RedLynx: Being indie doesn't always mean you're independent
Will Freeman

By Will Freeman

May 4th 2012 at 12:09PM

The Trials Evolution studio's boss on the freedom of being acquired

The CEO of Trials Evolution studio RedLynx Tero Virtala has said that he believes being an 'indie' can restrict a game developer's independence.

Speaking with Develop in an interview published in our new issue, and reflecting on comments he made at GDC, Virtala stated that there can be an illusion to independence.

"I of course can’t speak on behalf of every studio that’s been acquired, but for us clearly Ubisoft has been an extremely good family to join. In many ways we are more independent now than we have ever been," said Virtala.

"There is definitely a truth to the fact that there is an illusion to the idea that being an indie – in that you are independent from a bigger organisation – gives you so much freedom and is so great.

"The fact is that most of those small indie studios are in a position where if they don’t have enough money they are constantly having to search for publishers, producers and so on, and they have to work out the likes of contract details.

"That can make them far away from being really independent where they can make their own decisions about the types of games they make and where and how they publish their games."

Virtala's comments come in the wake of Mojang Specification's Markus 'Notch' Persson criticising EA for what the Minecraft creator deemed misuse of the term 'indie'.

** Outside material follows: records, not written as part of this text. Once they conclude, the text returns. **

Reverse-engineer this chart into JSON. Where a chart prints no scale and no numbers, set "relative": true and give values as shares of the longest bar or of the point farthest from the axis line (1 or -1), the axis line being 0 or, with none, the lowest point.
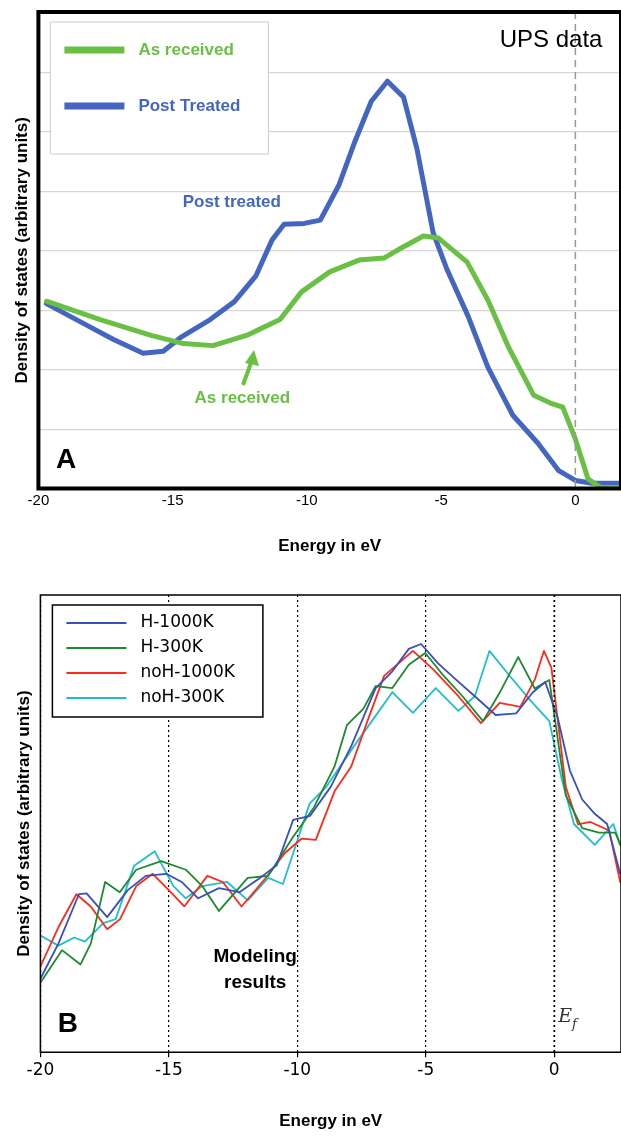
{
  "chart_data": [
    {
      "type": "line",
      "xlabel": "Energy in eV",
      "ylabel": "Density of states (arbitrary units)",
      "relative": true,
      "xlim": [
        -20,
        1.7
      ],
      "xticks": [
        -20,
        -15,
        -10,
        -5,
        0
      ],
      "grid": "y",
      "legend": "top left",
      "ref_lines": [
        {
          "axis": "x",
          "value": 0,
          "line_style": "dashed",
          "color": "#999999"
        }
      ],
      "annotations": [
        "UPS data",
        "A",
        "Post treated",
        "As received"
      ],
      "series": [
        {
          "name": "As received",
          "color": "#6abf45",
          "x": [
            -19.7,
            -17.7,
            -15.8,
            -14.6,
            -13.5,
            -12.25,
            -11.0,
            -10.2,
            -9.15,
            -8.06,
            -7.13,
            -6.5,
            -5.66,
            -5.1,
            -4.03,
            -3.26,
            -2.48,
            -1.55,
            -0.93,
            -0.47,
            0,
            0.47,
            0.93,
            1.7
          ],
          "values": [
            0.46,
            0.415,
            0.376,
            0.356,
            0.351,
            0.376,
            0.415,
            0.483,
            0.532,
            0.561,
            0.566,
            0.59,
            0.62,
            0.615,
            0.556,
            0.463,
            0.346,
            0.229,
            0.21,
            0.2,
            0.122,
            0.024,
            0.003,
            0.003
          ]
        },
        {
          "name": "Post Treated",
          "color": "#4466c0",
          "x": [
            -19.7,
            -18.45,
            -17.2,
            -16.1,
            -15.35,
            -14.7,
            -13.6,
            -12.7,
            -11.9,
            -11.3,
            -10.85,
            -10.1,
            -9.5,
            -8.8,
            -8.2,
            -7.6,
            -7.0,
            -6.4,
            -5.9,
            -5.3,
            -4.8,
            -4.0,
            -3.26,
            -2.33,
            -1.4,
            -0.62,
            0,
            0.62,
            1.7
          ],
          "values": [
            0.454,
            0.41,
            0.366,
            0.332,
            0.337,
            0.371,
            0.415,
            0.459,
            0.522,
            0.61,
            0.649,
            0.651,
            0.659,
            0.746,
            0.854,
            0.951,
            1.0,
            0.961,
            0.834,
            0.629,
            0.541,
            0.424,
            0.298,
            0.18,
            0.112,
            0.044,
            0.02,
            0.013,
            0.013
          ]
        }
      ]
    },
    {
      "type": "line",
      "xlabel": "Energy in eV",
      "ylabel": "Density of states (arbitrary units)",
      "relative": true,
      "xlim": [
        -20,
        2.6
      ],
      "xticks": [
        -20,
        -15,
        -10,
        -5,
        0
      ],
      "grid": "x",
      "legend": "top left",
      "ref_lines": [
        {
          "axis": "x",
          "value": 0,
          "label": "E$_{f}$",
          "line_style": "dotted",
          "color": "#000000"
        }
      ],
      "annotations": [
        "Modeling results",
        "B"
      ],
      "series": [
        {
          "name": "H-1000K",
          "color": "#3a4fb8",
          "x": [
            -20,
            -19.3,
            -18.5,
            -18.2,
            -17.4,
            -16.6,
            -15.9,
            -15.1,
            -14.5,
            -13.86,
            -13.05,
            -12.25,
            -11.45,
            -10.8,
            -10.16,
            -9.5,
            -8.7,
            -7.9,
            -6.95,
            -6.3,
            -5.66,
            -5.18,
            -4.53,
            -3.9,
            -3.09,
            -2.28,
            -1.48,
            -0.84,
            -0.35,
            0.13,
            0.61,
            1.09,
            1.58,
            2.06,
            2.57
          ],
          "values": [
            0.18,
            0.266,
            0.387,
            0.389,
            0.331,
            0.397,
            0.432,
            0.437,
            0.417,
            0.377,
            0.402,
            0.392,
            0.427,
            0.458,
            0.569,
            0.579,
            0.65,
            0.75,
            0.892,
            0.933,
            0.988,
            1.0,
            0.953,
            0.917,
            0.872,
            0.826,
            0.83,
            0.881,
            0.907,
            0.821,
            0.69,
            0.619,
            0.584,
            0.559,
            0.437
          ]
        },
        {
          "name": "H-300K",
          "color": "#1e8a2e",
          "x": [
            -20,
            -19.16,
            -18.44,
            -18.04,
            -17.48,
            -16.91,
            -16.27,
            -15.3,
            -14.34,
            -13.7,
            -13.05,
            -11.93,
            -11.13,
            -10.16,
            -9.36,
            -8.55,
            -8.07,
            -7.43,
            -6.95,
            -6.3,
            -5.66,
            -5.02,
            -4.37,
            -3.57,
            -2.77,
            -2.12,
            -1.4,
            -0.76,
            -0.19,
            0.45,
            1.09,
            1.74,
            2.38,
            2.57
          ],
          "values": [
            0.17,
            0.25,
            0.215,
            0.266,
            0.417,
            0.392,
            0.447,
            0.468,
            0.447,
            0.407,
            0.346,
            0.427,
            0.432,
            0.528,
            0.599,
            0.7,
            0.801,
            0.841,
            0.897,
            0.892,
            0.949,
            0.978,
            0.927,
            0.872,
            0.811,
            0.881,
            0.968,
            0.891,
            0.912,
            0.629,
            0.549,
            0.538,
            0.538,
            0.508
          ]
        },
        {
          "name": "noH-1000K",
          "color": "#ff2a1a",
          "x": [
            -20,
            -19.3,
            -18.6,
            -18.04,
            -17.4,
            -16.9,
            -16.27,
            -15.63,
            -15.0,
            -14.4,
            -13.5,
            -12.9,
            -12.17,
            -11.29,
            -10.48,
            -9.84,
            -9.28,
            -8.55,
            -7.9,
            -7.27,
            -6.62,
            -5.5,
            -4.7,
            -3.73,
            -2.85,
            -2.12,
            -1.32,
            -0.76,
            -0.4,
            -0.11,
            0.45,
            0.93,
            1.41,
            2.14,
            2.57
          ],
          "values": [
            0.21,
            0.306,
            0.387,
            0.357,
            0.301,
            0.326,
            0.407,
            0.437,
            0.397,
            0.357,
            0.432,
            0.417,
            0.357,
            0.422,
            0.488,
            0.523,
            0.52,
            0.639,
            0.7,
            0.811,
            0.922,
            0.983,
            0.937,
            0.872,
            0.806,
            0.856,
            0.846,
            0.912,
            0.983,
            0.942,
            0.65,
            0.558,
            0.564,
            0.543,
            0.417
          ]
        },
        {
          "name": "noH-300K",
          "color": "#1fc0c8",
          "x": [
            -20,
            -19.3,
            -18.68,
            -18.27,
            -17.55,
            -17.07,
            -16.35,
            -15.55,
            -14.82,
            -14.34,
            -13.7,
            -12.73,
            -11.93,
            -11.13,
            -10.56,
            -9.52,
            -8.87,
            -7.9,
            -7.1,
            -6.3,
            -5.5,
            -4.61,
            -3.73,
            -3.09,
            -2.52,
            -1.8,
            -1.0,
            -0.19,
            0.29,
            0.77,
            1.58,
            2.3,
            2.57
          ],
          "values": [
            0.286,
            0.261,
            0.281,
            0.271,
            0.316,
            0.326,
            0.457,
            0.492,
            0.407,
            0.377,
            0.407,
            0.417,
            0.372,
            0.427,
            0.412,
            0.609,
            0.65,
            0.74,
            0.811,
            0.882,
            0.831,
            0.892,
            0.836,
            0.872,
            0.983,
            0.927,
            0.867,
            0.811,
            0.67,
            0.559,
            0.508,
            0.559,
            0.508
          ]
        }
      ]
    }
  ]
}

While Virtala recognised that many indies are truly independent, and suggested that the likes of venture capital financing can offer many indies a chance for creative freedom, he stated a belief that a lack of money can stifle the efforts of small studios to be autonomous.

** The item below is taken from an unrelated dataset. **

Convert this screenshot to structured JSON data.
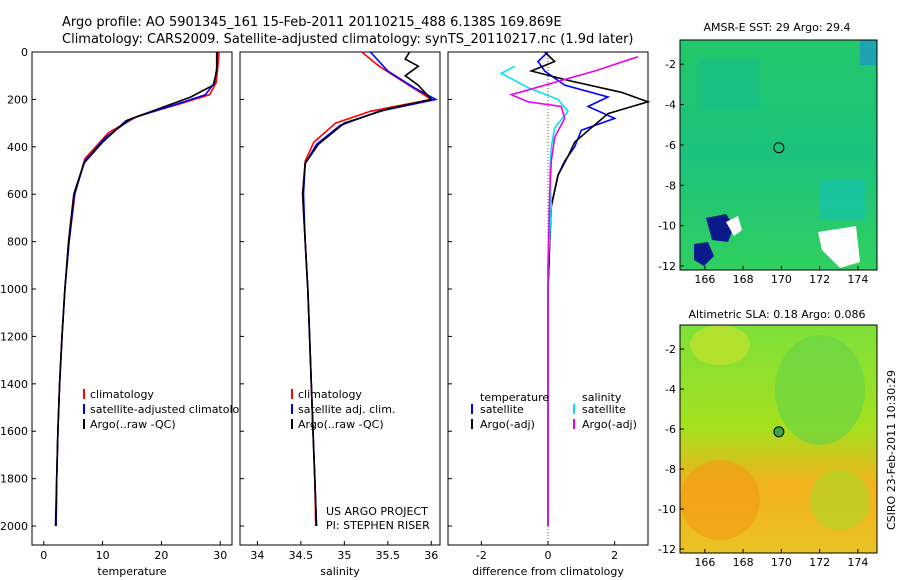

"The fact is that most of those small indie studios are in a position where if they don’t have enough money they are constantly having to search for publishers, producers and so on, and they have to work out the likes of contract details," Virtala continued.

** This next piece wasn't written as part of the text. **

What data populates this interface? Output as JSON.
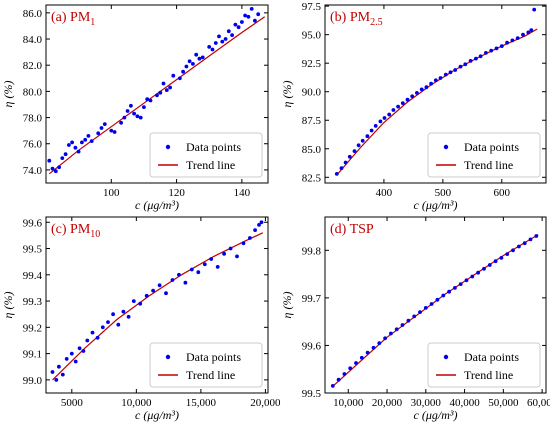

"That can make them far away from being really independent where they can make their own decisions about the types of games they make and where and how they publish their games."

The word 'indie' remains a contentious issue. Currently a hugely popular – and potentially lucrative – concept, it technically applies to studios not owned by a parent company. However, a less clearly definable 'indie spirit' remains more important to many observer's perspective on what makes a studio count as a true 'indie'.